Variety of fish and wildlife; one of largest concentrations of sheefish; wintering grounds for Western Arctic caribou herd; one of the largest continuous spruce forest areas in the Brooks Range;
The Kobuk River contains rich archeological resources that document the river’s role as a convergence zone for inland and coastal cultures.
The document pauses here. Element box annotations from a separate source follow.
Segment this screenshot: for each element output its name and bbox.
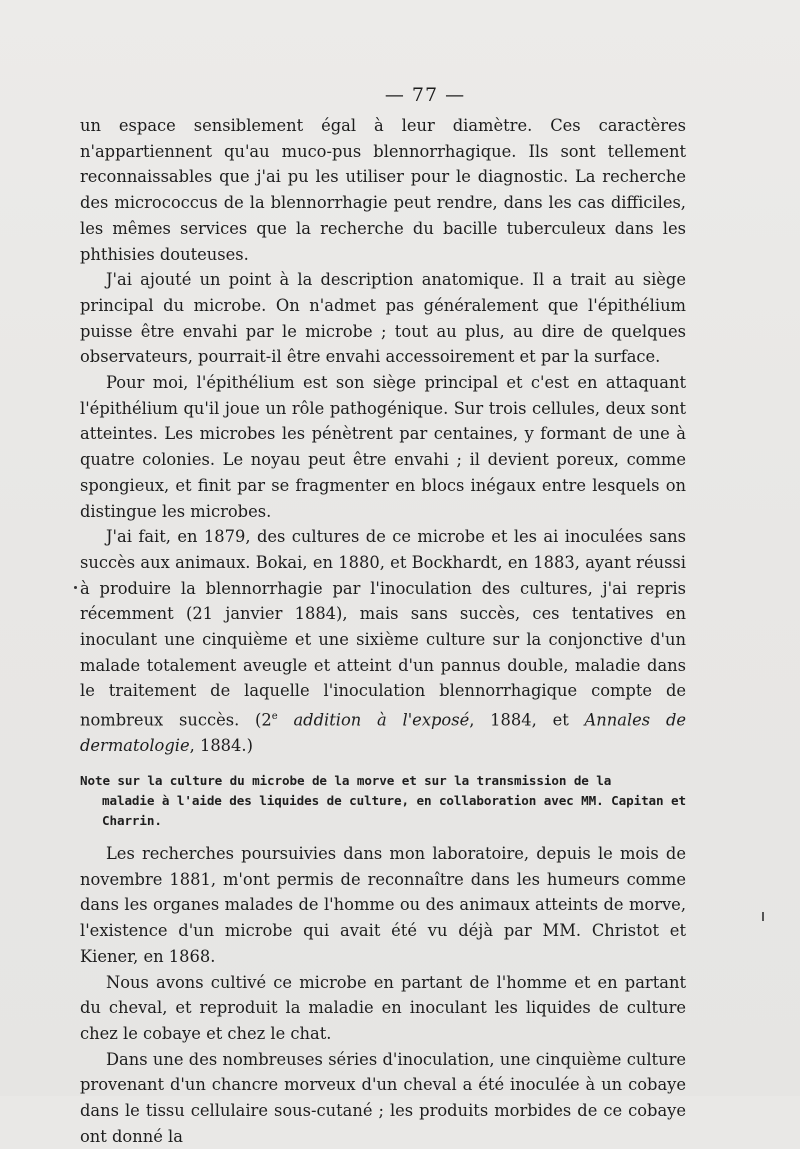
print-speck (74, 586, 77, 589)
section-heading-line-2: maladie à l'aide des liquides de culture, en collaboration avec MM. Capitan et Charrin. (102, 793, 686, 828)
reference-separator: , 1884, et (469, 710, 585, 730)
paragraph-6: Nous avons cultivé ce microbe en partant de l'homme et en partant du cheval, et reproduit la maladie en inoculant les liquides de culture chez le cobaye et chez le chat. (80, 972, 686, 1043)
section-heading-line-1: Note sur la culture du microbe de la morve et sur la transmission de la (80, 773, 612, 788)
paragraph-4 (80, 524, 686, 759)
italic-reference-1: addition à l'exposé (293, 710, 470, 730)
paragraph-1: un espace sensiblement égal à leur diamètre. Ces caractères n'appartiennent qu'au muco-pus blennorrhagique. Ils sont tellement reconnaissables que j'ai pu les utiliser pour le diagnostic. La recherche des micrococcus de la blennorrhagie peut rendre, dans les cas difficiles, les mêmes services que la recherche du bacille tuberculeux dans les phthisies douteuses. (80, 116, 686, 264)
section-heading (80, 771, 686, 831)
ordinal-superscript: e (271, 711, 278, 723)
paragraph-3: Pour moi, l'épithélium est son siège principal et c'est en attaquant l'épithélium qu'il joue un rôle pathogénique. Sur trois cellules, deux sont atteintes. Les microbes les pénètrent par centaines, y formant de une à quatre colonies. Le noyau peut être envahi ; il devient poreux, comme spongieux, et finit par se fragmenter en blocs inégaux entre lesquels on distingue les microbes. (80, 373, 686, 521)
paragraph-5: Les recherches poursuivies dans mon laboratoire, depuis le mois de novembre 1881, m'ont permis de reconnaître dans les humeurs comme dans les organes malades de l'homme ou des animaux atteints de morve, l'existence d'un microbe qui avait été vu déjà par MM. Christot et Kiener, en 1868. (80, 844, 686, 966)
paragraph-7: Dans une des nombreuses séries d'inoculation, une cinquième culture provenant d'un chancre morveux d'un cheval a été inoculée à un cobaye dans le tissu cellulaire sous-cutané ; les produits morbides de ce cobaye ont donné la (80, 1049, 686, 1146)
paragraph-4-text: J'ai fait, en 1879, des cultures de ce microbe et les ai inoculées sans succès aux animaux. Bokai, en 1880, et Bockhardt, en 1883, ayant réussi à produire la blennorrhagie par l'inoculation des cultures, j'ai repris récemment (21 janvier 1884), mais sans succès, ces tentatives en inoculant une cinquième et une sixième culture sur la conjonctive d'un malade totalement aveugle et atteint d'un pannus double, maladie dans le traitement de laquelle l'inoculation blennorrhagique compte de nombreux succès. (2 (80, 527, 686, 730)
page-number: — 77 — (384, 84, 466, 106)
edge-mark (762, 912, 764, 921)
page-body (80, 113, 686, 1149)
paragraph-2: J'ai ajouté un point à la description anatomique. Il a trait au siège principal du microbe. On n'admet pas généralement que l'épithélium puisse être envahi par le microbe ; tout au plus, au dire de quelques observateurs, pourrait-il être envahi accessoirement et par la surface. (80, 270, 686, 367)
italic-reference-2: Annales de dermatologie (80, 710, 686, 756)
reference-end: , 1884.) (189, 736, 253, 756)
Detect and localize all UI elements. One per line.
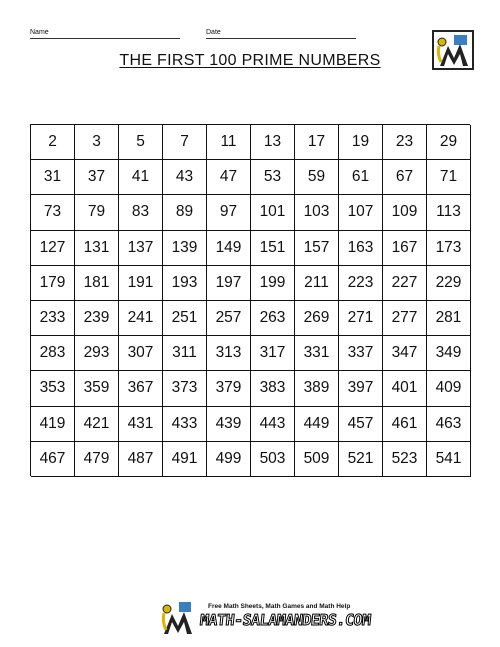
prime-cell: 463	[427, 407, 471, 442]
prime-cell: 79	[75, 195, 119, 230]
prime-cell: 109	[383, 195, 427, 230]
prime-cell: 349	[427, 336, 471, 371]
prime-cell: 409	[427, 371, 471, 406]
prime-cell: 127	[31, 231, 75, 266]
footer-brand-link[interactable]: MATH-SALAMANDERS.COM	[199, 611, 372, 629]
prime-cell: 373	[163, 371, 207, 406]
prime-cell: 269	[295, 301, 339, 336]
prime-cell: 23	[383, 125, 427, 160]
prime-cell: 43	[163, 160, 207, 195]
prime-cell: 359	[75, 371, 119, 406]
prime-cell: 5	[119, 125, 163, 160]
name-line	[30, 38, 180, 39]
prime-cell: 499	[207, 442, 251, 477]
footer-salamander-icon	[160, 600, 196, 636]
prime-cell: 521	[339, 442, 383, 477]
prime-cell: 53	[251, 160, 295, 195]
prime-cell: 211	[295, 266, 339, 301]
name-label: Name	[30, 29, 49, 36]
prime-cell: 457	[339, 407, 383, 442]
prime-cell: 331	[295, 336, 339, 371]
prime-cell: 317	[251, 336, 295, 371]
prime-cell: 389	[295, 371, 339, 406]
prime-cell: 541	[427, 442, 471, 477]
prime-cell: 509	[295, 442, 339, 477]
prime-cell: 71	[427, 160, 471, 195]
prime-cell: 151	[251, 231, 295, 266]
prime-cell: 281	[427, 301, 471, 336]
prime-cell: 461	[383, 407, 427, 442]
prime-cell: 251	[163, 301, 207, 336]
prime-cell: 293	[75, 336, 119, 371]
footer-tagline: Free Math Sheets, Math Games and Math Help	[208, 603, 351, 610]
prime-cell: 113	[427, 195, 471, 230]
prime-cell: 59	[295, 160, 339, 195]
page-title: THE FIRST 100 PRIME NUMBERS	[119, 52, 381, 69]
prime-cell: 139	[163, 231, 207, 266]
prime-cell: 271	[339, 301, 383, 336]
prime-cell: 433	[163, 407, 207, 442]
prime-cell: 263	[251, 301, 295, 336]
prime-cell: 31	[31, 160, 75, 195]
prime-cell: 431	[119, 407, 163, 442]
prime-cell: 449	[295, 407, 339, 442]
prime-cell: 443	[251, 407, 295, 442]
prime-cell: 83	[119, 195, 163, 230]
prime-cell: 29	[427, 125, 471, 160]
prime-cell: 379	[207, 371, 251, 406]
prime-cell: 103	[295, 195, 339, 230]
prime-cell: 101	[251, 195, 295, 230]
prime-cell: 503	[251, 442, 295, 477]
prime-cell: 239	[75, 301, 119, 336]
prime-cell: 107	[339, 195, 383, 230]
prime-cell: 89	[163, 195, 207, 230]
prime-cell: 523	[383, 442, 427, 477]
prime-cell: 257	[207, 301, 251, 336]
prime-cell: 401	[383, 371, 427, 406]
date-label: Date	[206, 29, 221, 36]
prime-cell: 199	[251, 266, 295, 301]
prime-cell: 11	[207, 125, 251, 160]
prime-cell: 13	[251, 125, 295, 160]
prime-cell: 491	[163, 442, 207, 477]
prime-cell: 383	[251, 371, 295, 406]
prime-cell: 173	[427, 231, 471, 266]
prime-cell: 197	[207, 266, 251, 301]
prime-cell: 227	[383, 266, 427, 301]
prime-cell: 307	[119, 336, 163, 371]
prime-cell: 313	[207, 336, 251, 371]
prime-cell: 179	[31, 266, 75, 301]
prime-cell: 163	[339, 231, 383, 266]
prime-cell: 421	[75, 407, 119, 442]
prime-cell: 283	[31, 336, 75, 371]
prime-table	[30, 124, 470, 476]
prime-cell: 397	[339, 371, 383, 406]
prime-cell: 311	[163, 336, 207, 371]
prime-cell: 37	[75, 160, 119, 195]
prime-cell: 67	[383, 160, 427, 195]
prime-cell: 229	[427, 266, 471, 301]
prime-cell: 19	[339, 125, 383, 160]
prime-cell: 347	[383, 336, 427, 371]
prime-cell: 419	[31, 407, 75, 442]
prime-cell: 241	[119, 301, 163, 336]
prime-cell: 61	[339, 160, 383, 195]
prime-cell: 137	[119, 231, 163, 266]
date-line	[206, 38, 356, 39]
prime-cell: 233	[31, 301, 75, 336]
prime-cell: 97	[207, 195, 251, 230]
prime-cell: 439	[207, 407, 251, 442]
prime-cell: 223	[339, 266, 383, 301]
prime-cell: 2	[31, 125, 75, 160]
prime-cell: 467	[31, 442, 75, 477]
prime-cell: 73	[31, 195, 75, 230]
prime-cell: 277	[383, 301, 427, 336]
prime-cell: 149	[207, 231, 251, 266]
prime-cell: 47	[207, 160, 251, 195]
prime-cell: 487	[119, 442, 163, 477]
prime-cell: 353	[31, 371, 75, 406]
prime-cell: 167	[383, 231, 427, 266]
prime-cell: 157	[295, 231, 339, 266]
prime-cell: 367	[119, 371, 163, 406]
prime-cell: 3	[75, 125, 119, 160]
prime-cell: 7	[163, 125, 207, 160]
prime-cell: 479	[75, 442, 119, 477]
prime-cell: 191	[119, 266, 163, 301]
prime-cell: 17	[295, 125, 339, 160]
prime-cell: 131	[75, 231, 119, 266]
prime-cell: 41	[119, 160, 163, 195]
prime-cell: 337	[339, 336, 383, 371]
prime-cell: 193	[163, 266, 207, 301]
prime-cell: 181	[75, 266, 119, 301]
The Kobuk River contains an exceptionally rich record of past human activity that spans at least 10,000 years. Within Gates of the Arctic, the river corridor contains at least 172 historic and prehistoric archeological sites that represent Paleoarctic, Northern Archaic, Arctic Small Tool, Late Prehistoric, and Historic Periods. Site types include villages, camps, hunting overlooks, portages, and resourceextraction locations. The valley was a major east-west travel corridor connecting coastal areas around the Bering Strait to northern interior Alaska. These interactions are demonstrated by the frequent occurrence of obsidian, jade, and other exotic raw materials in ethnographic accounts and archeological sites on the Kobuk River. The river was a particularly important path of distribution for obsidian derived from a major source on the Koyukuk River some 150 miles to the southwest, and the only known source of jade in mainland Alaska. Hundreds of traditional place names carpet this landscape and attest to local residents’ detailed knowledge of and intimate relationship with the land and its resources.
The Kobuk River was the site of a minor gold rush at the turn of the century.